In the process, MSFS director Carol Lancaster has discovered other areas that need to be addressed. "Any conversation on development, as on other foreign-affairs issues, has an ethics component," she explains, "because questions about universal versus local values inevitably come up." To help students "apply their logic to figure out what is the right thing to do," Ms.
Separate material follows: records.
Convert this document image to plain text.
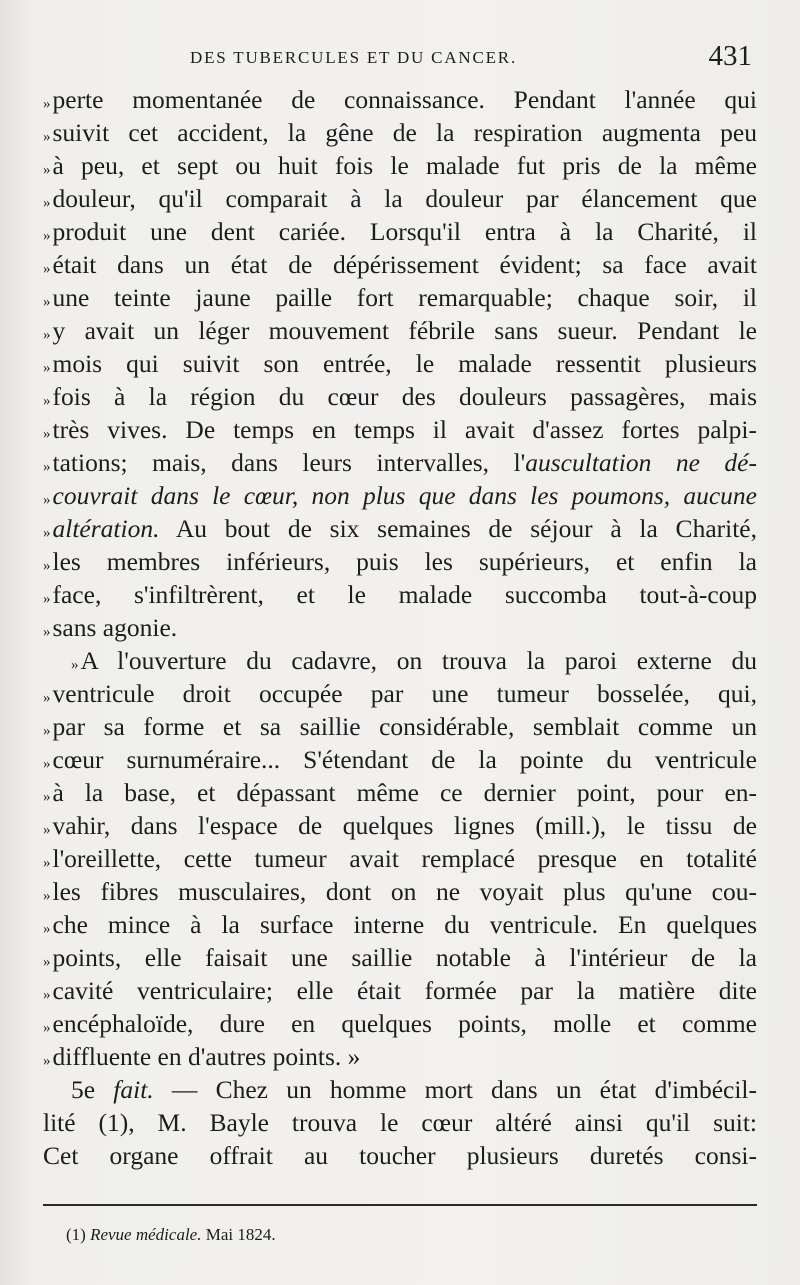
DES TUBERCULES ET DU CANCER.	431
»perte momentanée de connaissance. Pendant l'année qui
»suivit cet accident, la gêne de la respiration augmenta peu
»à peu, et sept ou huit fois le malade fut pris de la même
»douleur, qu'il comparait à la douleur par élancement que
»produit une dent cariée. Lorsqu'il entra à la Charité, il
»était dans un état de dépérissement évident; sa face avait
»une teinte jaune paille fort remarquable; chaque soir, il
»y avait un léger mouvement fébrile sans sueur. Pendant le
»mois qui suivit son entrée, le malade ressentit plusieurs
»fois à la région du cœur des douleurs passagères, mais
»très vives. De temps en temps il avait d'assez fortes palpi-
»tations; mais, dans leurs intervalles, l'auscultation ne dé-
»couvrait dans le cœur, non plus que dans les poumons, aucune
»altération. Au bout de six semaines de séjour à la Charité,
»les membres inférieurs, puis les supérieurs, et enfin la
»face, s'infiltrèrent, et le malade succomba tout-à-coup
»sans agonie.
»A l'ouverture du cadavre, on trouva la paroi externe du
»ventricule droit occupée par une tumeur bosselée, qui,
»par sa forme et sa saillie considérable, semblait comme un
»cœur surnuméraire... S'étendant de la pointe du ventricule
»à la base, et dépassant même ce dernier point, pour en-
»vahir, dans l'espace de quelques lignes (mill.), le tissu de
»l'oreillette, cette tumeur avait remplacé presque en totalité
»les fibres musculaires, dont on ne voyait plus qu'une cou-
»che mince à la surface interne du ventricule. En quelques
»points, elle faisait une saillie notable à l'intérieur de la
»cavité ventriculaire; elle était formée par la matière dite
»encéphaloïde, dure en quelques points, molle et comme
»diffluente en d'autres points. »
5e fait. — Chez un homme mort dans un état d'imbécil-
lité (1), M. Bayle trouva le cœur altéré ainsi qu'il suit:
Cet organe offrait au toucher plusieurs duretés consi-
(1) Revue médicale. Mai 1824.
Lancaster is planning to offer an ethics retreat during the fall semester.
There is also an across-the-board stress on economics. "It's not just that people are getting jobs in the private sector," says Stephen Szabo, academic dean at Johns Hopkins University's School of Advanced International Studies (SAIS) in Baltimore. "It is that the private sector and finance are getting more important, so that even if you are bored silly by finance, you can't ignore what happened in Mexico or in East Asia if you want to understand international relations."
As a result, students may find themselves learning the nuts and bolts of econometrics, which emphasizes statistics, along with the twists and turns of macro- and microeconomics as they apply to their particular area of concentration.
American centrality
If foreign students flock to US institutions, it is partly out of a desire for an American approach to education - with its mix of practice and theory - and a reflection of the impact US culture has had globally. It is also, Mr. Szabo says, because "we're the imperial center right now, and we influence so much financial and military policy."
Fletcher student Lisa Karanja agrees. With one semester left to complete a master's degree in conflict resolution, peacekeeping, and human rights, the Kenyan lawyer feels that "not to have the North American experience is a gap in terms of global issues."
Similarly, US student Kelly Simms says her experience at Fletcher has been enhanced by being able to get "entirely different perspectives" from foreign classmates as she gains a grasp on international energy policy.
The degree to which schools hope to preserve a distinctly American imprint varies. "As a whole, we don't try to give students the US perspective or any particular perspective," says Mr. Trachtman of Fletcher. But even though much could change in the next 20 years, Szabo of SAIS says that "for now, we certainly want a substantial American presence." So far, SAIS has not had to apply quotas to achieve this, thanks to a large pool of qualified American applicants.
Whether foreign students are one-fifth or one-half of the student body in a program, there is general agreement that the exchanges among classmates are, as Lancaster puts it, "inestimable in terms of value."
The diversity enriches class discussions and lays the foundation for an informal global network of individuals who share a basic set of tools and knowledge.
After they leave the classroom, the common denominators they have discovered can help move things forward when, as often happens, alumni find themselves on opposite sides of a negotiation or collaborating on a development project.